Janice H. (Savage, Minnesota)
Discovery in the Kitchen
I loved this book. I enjoyed learning more about Ginny, from her perspective as the story unfolds. Her 'symptom' , although never diagnosed adds to her fight for a new independence and her grief after the sudden loss of both parents. It's a wonderful story of two sisters' love and disagreements as they try to figure out life as it is now. It is a great book for book clubs. It opens the way to discussions on the secrets families keep from each other, the help we get from our friends, coming to terms with our personality differences, ghosts from the past and giving up some crutches in order to grow and move on. You'll have to read the book for yourself to find out why.
Joyce K. (Conway, Arkansas)
The Kitchen Daughter by Jael McHenry
I thoroughly enjoyed this book. I found the more I read the more captivated I became with the characters in the story. When I read a book and begin to care about the characters then I know I have a made a good selection. I felt as the story progressed the reader had a real sense of the struggles one has dealing with one of life's difficult problems; the death of family and friends.The struggle to define what is normal is certainly explored throughout the entire story whether it be dealing with grief, or family or just routines that we all take for granted.
Having had a child who was bright, but struggled in his early years to form friendships made Ginny's character very real to me,even though her social awkwardness was much more severe.

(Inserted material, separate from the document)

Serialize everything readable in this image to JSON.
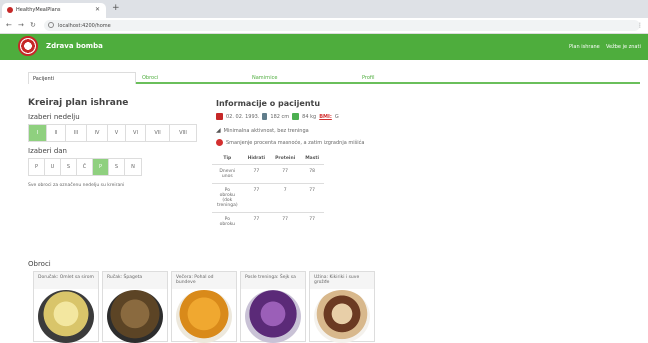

I think this book would be a good choice for young and older adult readers. I would certainly recommend it to my current book club. I look foward to more titles from this author.
Kathy S. (Danbury, CT)
The Kitchen Daughter
I thoroughly enjoyed this book and finished it in one sitting. Unlabeled / undiagnosed, Ginny exhibits classic signs of Asperger's and has been sheltered from life by her parents. Coping with the loss of her parents, Ginny discovers that she is more capable than she or her sister realize. Would love to see a sequel !
Lenora C. (Altoona, FL)
The Kitchen Daughter
Good,informative read. I enjoyed reading about someone dealing with Asperger's syndrome, a condition about which I knew very little. I would recommend it to book clubs.
Jill S. (Eagle, ID)
The Kitchen Daughter
What a great book! Once I started , I couldn't put it down. McHenry has done a great job taking readers on a journey with Ginny (who has Aspergers) after the death of her parents. This book is so much more than self-discovery; it explores family, loss and love. This book will stay with you long after you finish it, and will be a great read for any book club.
Katharine K. (Alpine, CA)
A REALLY good book!
I enjoyed this book so much and was always anxious to get back to it to read more. I am from a family with quirky "personalities" so I certainly understood the reluctance to be labeled and the need to appreciate what each person has to offer. The chapters start with a recipe so trying some of them is my next project.